4. The question I have is how the qualified trust would work under the SECURE Act and if there is any uncertainty, whether it makes sense for the owner to direct the creation of IRA fractional shares upon death that would be inherited by the trustees of separate individual trusts created for each beneficiary. The IRA trust and the beneficiary’s rights to non-trust assets would be coordinated but distributed separately based upon tax issues, control, and beneficiary needs.

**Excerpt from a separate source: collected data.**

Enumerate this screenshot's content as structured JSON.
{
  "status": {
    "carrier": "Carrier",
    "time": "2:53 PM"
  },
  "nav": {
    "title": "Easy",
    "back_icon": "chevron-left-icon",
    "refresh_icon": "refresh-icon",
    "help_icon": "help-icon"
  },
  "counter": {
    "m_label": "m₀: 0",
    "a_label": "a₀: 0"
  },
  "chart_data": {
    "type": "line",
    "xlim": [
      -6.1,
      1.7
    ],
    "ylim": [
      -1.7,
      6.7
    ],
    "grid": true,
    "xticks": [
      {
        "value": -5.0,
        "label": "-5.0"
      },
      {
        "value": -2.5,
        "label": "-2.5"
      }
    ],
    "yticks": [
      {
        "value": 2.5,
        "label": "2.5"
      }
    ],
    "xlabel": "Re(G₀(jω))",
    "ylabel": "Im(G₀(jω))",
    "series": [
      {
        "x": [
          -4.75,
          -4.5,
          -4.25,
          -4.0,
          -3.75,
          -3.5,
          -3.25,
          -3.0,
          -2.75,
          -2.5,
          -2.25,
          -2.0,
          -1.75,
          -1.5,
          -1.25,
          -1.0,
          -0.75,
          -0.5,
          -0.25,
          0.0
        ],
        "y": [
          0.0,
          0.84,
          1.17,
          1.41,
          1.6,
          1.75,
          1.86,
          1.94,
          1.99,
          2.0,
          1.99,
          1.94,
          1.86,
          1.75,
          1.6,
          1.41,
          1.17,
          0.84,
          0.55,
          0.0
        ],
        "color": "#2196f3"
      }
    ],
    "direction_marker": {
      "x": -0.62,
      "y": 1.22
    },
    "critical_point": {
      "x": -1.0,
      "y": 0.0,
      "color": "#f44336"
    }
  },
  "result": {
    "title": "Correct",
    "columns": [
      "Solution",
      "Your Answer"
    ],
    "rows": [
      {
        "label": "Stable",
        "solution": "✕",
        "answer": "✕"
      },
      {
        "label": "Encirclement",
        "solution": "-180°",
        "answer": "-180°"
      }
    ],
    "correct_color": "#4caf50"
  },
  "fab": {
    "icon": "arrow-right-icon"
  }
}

  1. Agree, however the look through provisions also apply to accumulation trusts, which likely outnumber conduits. For accumulation trusts, identification of the oldest beneficiary is more complex and the trust may pay taxes on accumulated distributions at the higher rates.
  2.  Qualified trusts are described in IRS Reg 1.401(a)(9)-4, and 9-5. Not sure if there is a need for revision for portions of these Regs. Secure has carved out stretch preferences for SNTs and other trusts for disabled or chronically ill eligible beneficiary types, but not for trusts that do not have at least one such beneficiary. Those trusts will apparently fall under the new 10 year rule in most cases, with questions remaining involving multi beneficiary trusts with no disabled beneficiaries and which include both eligible (eg within 10 years of age of the account owner) and non eligible beneficiaries.
  3.  Some minor children of the owner whose age of majority is extended by qualified student status can stretch until their mid 30s.
  4. Yes, separate trusts and perhaps partitioned IRAs will provide a partial solution. It will take time for the plethora of new recommendations from the trust industry to be developed, and the IRS will probably have to provide additional guidance and perhaps Regs. Meanwhile, some fairly ungent decisions will have to be made for some clients.
  5. Annuity structures may also warrant exploration, particularly since such offerings in qualified plans is about to explode. That could attract more attention to the arcane Regs of 1.401(a)(9)-6. IRA annuities have been under utilized to date.

 

  • I generally agree.  However, conduit trusts rarely made sense even under the old law, since they forced out all of the assets to the beneficiary, throwing them into the beneficairy’s estate and exposing them to the beneficiary’s creditors and spouses, and Medicaid.
  • Even under the old law, our clients would typically provide (in the beneficiary designation) for each child’s share to be payable to a separate trust.